It’s a Mystery
The wife has a mystery date planned for us tonight. She said, “Bring a sweater and a cigar.” Maybe a whiskey bar with an outdoor smoking area? I’ve been on tenterhooks all day.
The wife has a mystery date planned for us tonight. She said, “Bring a sweater and a cigar.” Maybe a whiskey bar with an outdoor smoking area? I’ve been on tenterhooks all day.
When I picked up my new glasses, the optometrist (he of the press-on nails) said that there was no charge.
Apparently I get a new set of glasses every two years with my health insurance.
Free glasses! How wonderful!
Until I remembered that two years of health insurance has cost me over $8000.
Isn’t “fellowship” the word for the opposite of loneliness?
At seventeen months, the boy is picking up words like crazy. He seems to be using articles. He says “Oh, book” or “Oh, cat.” Interestingly, he doesn’t say the “Oh” before proper nouns like “Mama” or “Dada.”
He’s also got some adjectives: “up” or “down” when he wants to get on or off the sofa. “Off” and “back” as he dons and removes his little cap.
He is a clever little guy, and I am very proud of him.
Sundown tonight marks the beginning of Shavuot. It’s a Jewish holiday that commemorates when God (supposedly) gave the Torah to the Hebrews at Mt. Sinai.
That’s right, some believe that Moses didn’t just bring down the 10 commandments. They believe that he got the whole Torah, even the parts explaining that poor Moses dies before reaching the promised land.
You’re supposed to celebrate by eating dairy foods. I don’t know why but I’m sure there’s a reason. I gave the boy a cheese stick before his nap, does that count?
Also you’re supposed to study Torah until dawn.
My wife and I are going to celebrate with Neurotic Dad’s Famous Crock Pot Chicken™ and Season 1 of “The Wire.”
Wanted to take the boy food shopping this morning. It’s fun for me, plopping him in the cart and wheeling him around the aisles. We have many conversations. Also he loves the samples. Also my fragile sense of self-worth gets boosted when people admire my son.*
But then he fell asleep in the car and I drove him around for 90 minutes.
At least he got his nap.
(*Kidding. Somewhat.)
Worked at the dining room table all afternoon so I could see and hear everything.

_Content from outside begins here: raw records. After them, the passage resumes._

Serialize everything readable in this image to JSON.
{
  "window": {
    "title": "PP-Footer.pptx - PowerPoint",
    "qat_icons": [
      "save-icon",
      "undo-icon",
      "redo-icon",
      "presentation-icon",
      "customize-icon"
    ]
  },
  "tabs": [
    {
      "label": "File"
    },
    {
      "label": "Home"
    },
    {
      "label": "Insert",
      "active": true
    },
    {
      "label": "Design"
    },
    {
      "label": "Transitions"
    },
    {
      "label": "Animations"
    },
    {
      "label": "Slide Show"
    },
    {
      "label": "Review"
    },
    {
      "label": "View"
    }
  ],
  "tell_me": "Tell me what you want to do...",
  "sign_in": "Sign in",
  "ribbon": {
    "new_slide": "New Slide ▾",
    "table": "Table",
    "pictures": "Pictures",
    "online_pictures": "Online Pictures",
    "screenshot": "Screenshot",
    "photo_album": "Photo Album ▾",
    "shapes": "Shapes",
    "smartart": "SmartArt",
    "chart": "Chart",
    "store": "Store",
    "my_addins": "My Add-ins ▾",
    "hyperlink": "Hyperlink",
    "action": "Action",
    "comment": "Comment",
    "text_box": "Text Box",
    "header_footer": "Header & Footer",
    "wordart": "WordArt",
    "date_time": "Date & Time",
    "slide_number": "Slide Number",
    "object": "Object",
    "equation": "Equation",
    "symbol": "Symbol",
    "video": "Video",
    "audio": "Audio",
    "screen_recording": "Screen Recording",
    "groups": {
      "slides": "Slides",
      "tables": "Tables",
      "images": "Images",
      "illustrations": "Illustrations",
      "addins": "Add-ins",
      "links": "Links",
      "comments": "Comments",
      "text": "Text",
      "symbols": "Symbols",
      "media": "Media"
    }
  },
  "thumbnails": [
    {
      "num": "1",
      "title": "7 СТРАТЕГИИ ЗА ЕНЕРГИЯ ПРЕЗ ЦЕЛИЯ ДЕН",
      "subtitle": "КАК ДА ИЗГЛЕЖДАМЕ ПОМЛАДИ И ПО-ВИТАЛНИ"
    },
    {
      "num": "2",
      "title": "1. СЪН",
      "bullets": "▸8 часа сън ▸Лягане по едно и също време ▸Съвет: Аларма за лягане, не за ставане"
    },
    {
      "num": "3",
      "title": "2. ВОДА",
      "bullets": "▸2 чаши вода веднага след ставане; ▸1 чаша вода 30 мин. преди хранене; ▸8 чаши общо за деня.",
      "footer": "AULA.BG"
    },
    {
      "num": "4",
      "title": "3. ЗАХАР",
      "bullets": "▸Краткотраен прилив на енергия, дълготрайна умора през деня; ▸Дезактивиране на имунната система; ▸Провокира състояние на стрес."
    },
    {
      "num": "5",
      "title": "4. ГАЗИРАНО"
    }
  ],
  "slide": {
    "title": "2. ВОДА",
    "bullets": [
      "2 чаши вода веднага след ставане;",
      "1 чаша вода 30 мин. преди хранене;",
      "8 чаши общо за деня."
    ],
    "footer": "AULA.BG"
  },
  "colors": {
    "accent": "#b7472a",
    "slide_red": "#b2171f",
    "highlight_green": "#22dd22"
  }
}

Lame excuse: “I didn’t see him all day yesterday. I just want him to know I’m around.”
Walked the boy and the nanny to the playground.
Lame excuse: “I’m going for a hike in the park.”
Hid behind a tree to spy on them at the playground.
Lame excuse: None. Didn’t get caught, thank God.
Surely there are some Republicans who know that Sarah Palin is criminally stupid? Surely you can, say, believe in lower taxes and less government interference while recognizing that whenever she opens her mouth, nonsense comes out?
At dinner he was completely absorbed in putting puffed rice into his little cup. He looked up and said, “Back,” and then returned to the task—lifting the rice grain by grain and dropping them into the cup.
Later I thought about the concentration that he brings to the other tasks that absorb him—climbing onto chairs, flipping through books, spinning the wheels of his trucks.
We’re charming by this stuff. It’s cute. But they’re as important to him as my grown-up tasks are to me.
So there are two lessons here:
One, as he grows, try to remember that what seems childish is of vital importance to him.
Two, try to bring the same concentration to what’s important to me, my marriage, my teaching, and my writing.